When was the last time you reverse-engineered all the PCI devices on your motherboard?. . . Enters the game-changer: IOMMU (known as VT-d on Intel). With proper OS/VMM design, this technology can address the very problem of most of the hardware backdoors. A good example of a practical system that allows for that is Xen 3.3, which supports VT-d and allows you to move drivers into a separate, unprivileged driver domain(s). This way each PCI device can be limited to DMA only to the memory region occupied by its own driver.
On most PC-systems graphics card and for example your NIC also have firmware that loads during startup. The main BIOS does that before it loads the OS.

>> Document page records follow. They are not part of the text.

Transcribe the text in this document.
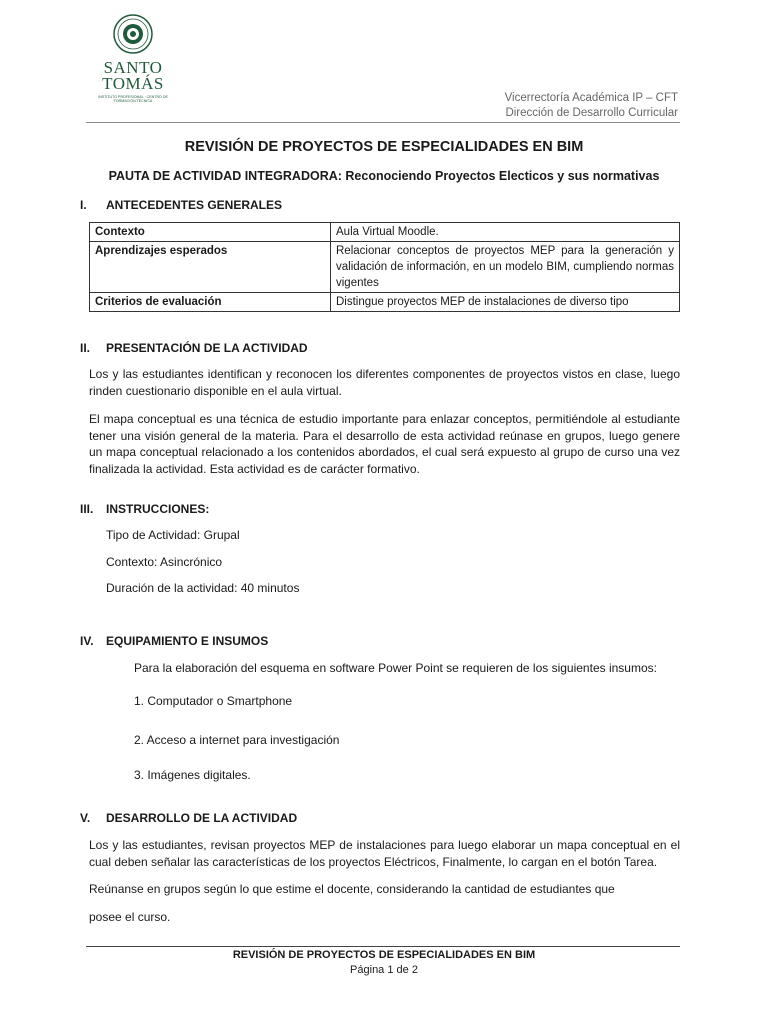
SANTO
TOMÁS
INSTITUTO PROFESIONAL · CENTRO DE FORMACIÓN TÉCNICA	Vicerrectoría Académica IP – CFT
Dirección de Desarrollo Curricular
REVISIÓN DE PROYECTOS DE ESPECIALIDADES EN BIM
PAUTA DE ACTIVIDAD INTEGRADORA: Reconociendo Proyectos Electicos y sus normativas
I.	ANTECEDENTES GENERALES
Contexto	Aula Virtual Moodle.
Aprendizajes esperados	Relacionar conceptos de proyectos MEP para la generación y validación de información, en un modelo BIM, cumpliendo normas vigentes
Criterios de evaluación	Distingue proyectos MEP de instalaciones de diverso tipo
II.	PRESENTACIÓN DE LA ACTIVIDAD
Los y las estudiantes identifican y reconocen los diferentes componentes de proyectos vistos en clase, luego rinden cuestionario disponible en el aula virtual.
El mapa conceptual es una técnica de estudio importante para enlazar conceptos, permitiéndole al estudiante tener una visión general de la materia. Para el desarrollo de esta actividad reúnase en grupos, luego genere un mapa conceptual relacionado a los contenidos abordados, el cual será expuesto al grupo de curso una vez finalizada la actividad. Esta actividad es de carácter formativo.
III.	INSTRUCCIONES:
Tipo de Actividad: Grupal
Contexto: Asincrónico
Duración de la actividad: 40 minutos
IV.	EQUIPAMIENTO E INSUMOS
Para la elaboración del esquema en software Power Point se requieren de los siguientes insumos:
1. Computador o Smartphone
2. Acceso a internet para investigación
3. Imágenes digitales.
V.	DESARROLLO DE LA ACTIVIDAD
Los y las estudiantes, revisan proyectos MEP de instalaciones para luego elaborar un mapa conceptual en el cual deben señalar las características de los proyectos Eléctricos, Finalmente, lo cargan en el botón Tarea.
Reúnanse en grupos según lo que estime el docente, considerando la cantidad de estudiantes que
posee el curso.
REVISIÓN DE PROYECTOS DE ESPECIALIDADES EN BIM
Página 1 de 2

So that also needs to be disabled or adopted to only allow access to certain parts of the system. Which means you’ll need an open source BIOS.
I’m pretty sure at that stage using IOMMU/VT-d wouldn’t work.
So you would need to have your own implementation of the graphics card BIOS. The NIC can handled later by the OS I would think.
Anyway good luck getting an open BIOS for your graphics card
So there is probably only one solution for that: the open graphics project ?
They still seem to be at Phase I of their project.
The other solution is startup without graphics ofcourse…
you are right, but to deal with this people can (and do) just dump their bios to a file and use that. but this field is totally new and underdeveloped and underdocumented and undertested, so you have to be a hacker to deal with it. but there it is.
it is wonderful that the software and hardware exist now to run linux, passthrough your graphics card to windows, and play virtualized games at full speed. the bad part is nobody normal is allowed to do it. domain of the nerds and all.
I’ve been thinking some more about this and how does the “secure boot” UEFI deal with the graphics card firmware ?
I guess it uses some higher level interface ? Not the legacy one that needs a VGA-console.
So I was actually wrong.
I see that Linux 3.3 now also supports starting from EFI directly.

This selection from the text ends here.